Do you have a mysterious and slightly embarrassing musical blind spot? One of mine is for Dvorák, whom I don’t need to be told is a great composer. Maybe it was overexposure to the New World Symphony as a child; or maybe I’m unreasonably irritated by his Czech bounciness, just as some people write off Vaughan Williams because he reminds them of that jibe about the ‘cowpat school’. Anyway, it’s a problem.
One way to tackle a blind spot is to listen to a superlative recording of a work by your ‘difficult’ composer. So, a couple of weeks ago, I bought a CD of Dvorák’s Cello Concerto played by Pieter Wispelwey and the Budapest Festival Orchestra conducted by Ivan Fischer. The live performance was incandescent and Wispelwey the ideal soloist. But still: not quite there. And then I remembered that there’s a chapter devoted to the concerto in a book called Talking About Music (1977), by the broadcaster and composer Antony Hopkins.
The book is based on the best musical talks I’ve heard in my life. They ran regularly on Radio 3 and other BBC channels for 36 years from the 1950s to the 1980s; I caught the tail end of them as a teenager and they more than made up for the lack of music lessons at my school. Hopkins’s scripts were pitched at an adult audience but with the odd smudge of schoolboy humour. For example, he told us that the Trio of the Scherzo of Schubert’s sublime B flat Piano Sonata was ‘a subtle example of the village-band joke. All the lads are playing quietly except for old Joe on the tuba, whose isolated notes stand out like discreet farts at the vicarage.’ Thanks to that observation, I can never listen to the sonata without thinking of flatulence.

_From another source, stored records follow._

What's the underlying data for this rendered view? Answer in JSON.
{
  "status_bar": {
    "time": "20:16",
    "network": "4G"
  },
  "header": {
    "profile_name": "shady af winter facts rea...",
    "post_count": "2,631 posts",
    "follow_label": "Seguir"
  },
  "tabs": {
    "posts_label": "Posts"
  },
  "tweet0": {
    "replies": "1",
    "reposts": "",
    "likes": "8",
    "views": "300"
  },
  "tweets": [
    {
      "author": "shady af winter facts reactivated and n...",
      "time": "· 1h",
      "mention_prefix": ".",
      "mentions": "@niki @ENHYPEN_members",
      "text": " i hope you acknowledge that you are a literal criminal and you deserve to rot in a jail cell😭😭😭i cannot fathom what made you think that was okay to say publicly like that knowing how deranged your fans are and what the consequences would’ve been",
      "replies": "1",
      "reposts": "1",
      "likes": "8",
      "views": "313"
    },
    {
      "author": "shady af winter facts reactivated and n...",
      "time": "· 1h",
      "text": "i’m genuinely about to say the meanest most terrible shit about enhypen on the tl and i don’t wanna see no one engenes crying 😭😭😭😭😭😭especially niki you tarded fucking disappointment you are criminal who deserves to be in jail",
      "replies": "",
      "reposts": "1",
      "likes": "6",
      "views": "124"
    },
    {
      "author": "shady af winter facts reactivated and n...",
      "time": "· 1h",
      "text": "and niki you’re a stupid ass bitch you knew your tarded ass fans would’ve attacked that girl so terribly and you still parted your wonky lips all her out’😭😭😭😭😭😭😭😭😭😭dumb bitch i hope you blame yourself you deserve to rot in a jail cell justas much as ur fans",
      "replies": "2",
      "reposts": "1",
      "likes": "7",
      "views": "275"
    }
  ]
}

Hopkins could painlessly introduce the most tortured musical argument to the untrained ear. In one talk he would explain how Stravinsky’s cross-rhythms prepared the way for the ballet music in West Side Story; in another, how Beethoven threw off the shackles of classical form in his Piano Sonata Op. 110 by turning a fugue into a rhapsody. Supposing all that remained of that work was the final page, said Hopkins: ‘ten thousand scholars could look at that through microscopes for a decade and not one of them would be so foolish as to suggest it might be part of a fugue’.
I like the mention of microscopes: Antony Hopkins reminds me of a scientist bursting to explain his discoveries, using happy analogies that any layman can understand. So, as I say, when I needed help with Dvorák’s Cello Concerto I reached up for my paperback of Talking About Music, its cheap paper now sepia brown. And it didn’t disappoint.
Hopkins had me listening for a radiant tune in the first movement that, he said, ‘must be among the most worthwhile moments of a horn player’s life…As with Schubert, one feels that composition comes so naturally to Dvorák that the song in the bath at eight o’clock goes straight on to the manuscript paper at nine.’ He explained that, while the cello is difficult to play, it’s also difficult to make it sound virtuosic — and he showed how Dvorák discarded one version after another of a particular melodic line until he fashioned one that both fits under the fingers and makes the listener sit up.
Which I did. Hopkins unpacked the delights of this concerto for me, and I’m slowly overcoming my Dvorákophobia. But that’s not my main point, which is to ask: what on earth has happened to the tapes of Talking About Music? Antony Hopkins — as mischievous as ever in old age, and recently married — isn’t sure. Divine Art Recordings has just issued a double CD of his own compositions, including a superb viola sonata from 1945, but the BBC didn’t make any fuss about his 90th birthday last year and doesn’t seem bothered about the fate of hundreds of hours of witty and intriguing analysis of classical music. Hopkins’s books tend to cover the main works of the canon, but one of the joys of his talks was that they took us into nooks and crannies: for instance, I only know about the deliciously spooky Petite symphonie concertante by the Swiss composer Frank Martin because there was a Talking About Music programme devoted to it when I was at school.
Here’s a challenge for Roger Wright, who as controller of Radio 3 has done so much to reinvigorate the station. Find the tapes, digitise them and schedule them — or, at the very least, make them available as podcasts. Nobody broadcasting today has Hopkins’s gift for making serious music accessible without dumbing it down. This is buried treasure; dig it up.